For those who don’t know, the closest thing to a hobby I have is repairing the mountings or fabricating new ones for old Japanese swords. One thing about those swords was that they were hand-forged by different smiths following different schools and traditions, and using a special form of iron created in batches that also varied from year to year. In short, you’d be hard pressed to find two blades exactly alike, even though they both might be made by the same smith. As a result, blade collars (habaki), scabbards (saya), hilts(tsuka), etc, were all custom made to fit the blade they were to be used on. Traditionally, each was created by a specialist (and sub-specialist. The person who created the scabbard was probably not the same person who did the lacquer finish. Different specialty). In practice, I don’t have access to any of those specialists, so anything I need that requires a precise fit I will have to make myself. If I don’t have the skill, I have to acquire it.
For anyone still reading this (whose eyes haven’t glazed over), there’s actually a connection between this wild hare of mine and the writing. In fact, to call it a connection is to understate the case. They’re part of the same thing and there’s really no separating them.
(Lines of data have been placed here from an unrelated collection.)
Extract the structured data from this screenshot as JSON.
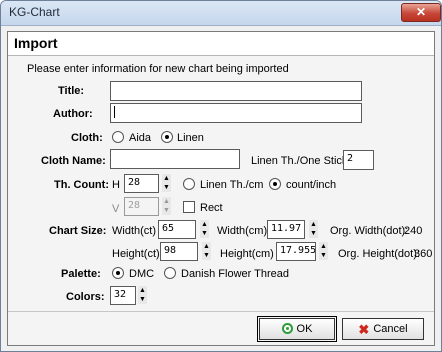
{
  "window": {
    "title": "KG-Chart",
    "close_glyph": "✕"
  },
  "header": {
    "title": "Import"
  },
  "intro": "Please enter information for new chart being imported",
  "title_field": {
    "label": "Title:",
    "value": ""
  },
  "author_field": {
    "label": "Author:",
    "value": ""
  },
  "cloth": {
    "label": "Cloth:",
    "options": [
      "Aida",
      "Linen"
    ],
    "selected": "Linen"
  },
  "cloth_name": {
    "label": "Cloth Name:",
    "value": ""
  },
  "linen_th": {
    "label": "Linen Th./One Stich",
    "value": "2"
  },
  "th_count": {
    "label": "Th. Count:",
    "h_label": "H",
    "h_value": "28",
    "v_label": "V",
    "v_value": "28",
    "unit_options": [
      "Linen Th./cm",
      "count/inch"
    ],
    "unit_selected": "count/inch",
    "rect_label": "Rect",
    "rect_checked": false
  },
  "chart_size": {
    "label": "Chart Size:",
    "width_ct_label": "Width(ct)",
    "width_ct": "65",
    "width_cm_label": "Width(cm)",
    "width_cm": "11.97",
    "org_width_label": "Org. Width(dot):",
    "org_width": "240",
    "height_ct_label": "Height(ct)",
    "height_ct": "98",
    "height_cm_label": "Height(cm)",
    "height_cm": "17.955",
    "org_height_label": "Org. Height(dot):",
    "org_height": "360"
  },
  "palette": {
    "label": "Palette:",
    "options": [
      "DMC",
      "Danish Flower Thread"
    ],
    "selected": "DMC"
  },
  "colors": {
    "label": "Colors:",
    "value": "32"
  },
  "buttons": {
    "ok": "OK",
    "cancel": "Cancel"
  },
  "icons": {
    "ok": "ok-circle-icon",
    "cancel": "cancel-x-icon",
    "spin_up": "▲",
    "spin_down": "▼"
  },
  "colors_theme": {
    "ok_icon": "#2e9e3a",
    "cancel_icon": "#d0271d",
    "titlebar": "#c6d6ec",
    "close": "#c7473a"
  }
}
The cliché is to “write what you know.” Phrases get to be clichés for two main reasons. First, they’ve usually true enough to be useful (not to be confused with stereotypes, which is another can of annelids). Second, they’re catchy and easy to remember. On the surface, a sword project fits perfectly into this paradigm. One thing I write about is a man in 11th centuryJapan who has a fairly dangerous profession. Knowing a thing or two about swords in general and the specific type he would use is helpful, and working on these projects helps me understand a lot more about the subject than I ever would from written references. It is not, however, the reason I’m doing this. Stephen King writes about baseball now and then, but I’m fairly sure that’s not the reason he follows the game, any more than Dorothy Sayers became a fan of bell-ringing simply so that she could work it into a Lord Peter Wimsey story. In both cases they did it out of love for the subject and the writing about it arose from that.
So I’ve fallen in love with swords? That’s the simple answer and I am, as I’ve stated before, a serial obsessionist. Yet even that misses the point. We define ourselves as writers, and writers write. That’s what we do and who we are. Narrow focus. The risk is that it becomes all that you are. When writing becomes the point and the purpose and the passion all by itself. When we confuse the process with the journey and make the mistake of thinking that we are complete and self-contained. That’s when writing starts to feed upon itself, becoming both self-referential and self-reverential, like that clichéd snake devouring its own tail. Not good for you. Definitely not good for the writing.
There are at least two contradictory impulses working on any writer once they achieve a certain level of competence. The first is to pull in, play to your strengths and write what’s worked for you before. The second is to expand, to try to become more than you were, to become better, perhaps even something different altogether. The first is safe, comfortable. The second is neither safe nor comfortable, but then neither is it as difficult as some people believe. It’s actually the most natural thing in the world–all you have to do is look for something outside yourself that you care about and go for it. Or as Joseph Campbell famously said “follow your bliss.” What he didn’t tell you is there doesn’t have to be just one. Why limit yourself? There can be several. Take the time. Find them. Follow where they lead. And then see how what enriches you also enriches what you do, and expands what you’re capable of doing. Most of us follow this impulse anyway, but we often feel guilty about it, wrongly thinking that these hobbies/interests are distractions from our writing. They are not distractions. If anything, they’re the freakin’ point.
So maybe next month I’ll decide I want to learn the guitar and go off on that tangent for a while. Right now I’m doing this. I’ve got a tanto (dagger) that needs a new blade collar. So at some point I’ll be making my own habaki. I’ve done armoring before in SCA but this is a bit different. I’ve made one and only one habaki before and it turned out okay, but I want to do better this time. I’ve got my copper bar stock and I’ve already learned to anneal and solder. In both cases I get to use a blowtorch.
How cool is that?
Fortunately I have Melville’s example in Moby Dick to warn me off. 😉
You could never include too many sections in your books dealing with ancient Japanses swords for my taste,Richard. I also love guitar music! Go for it!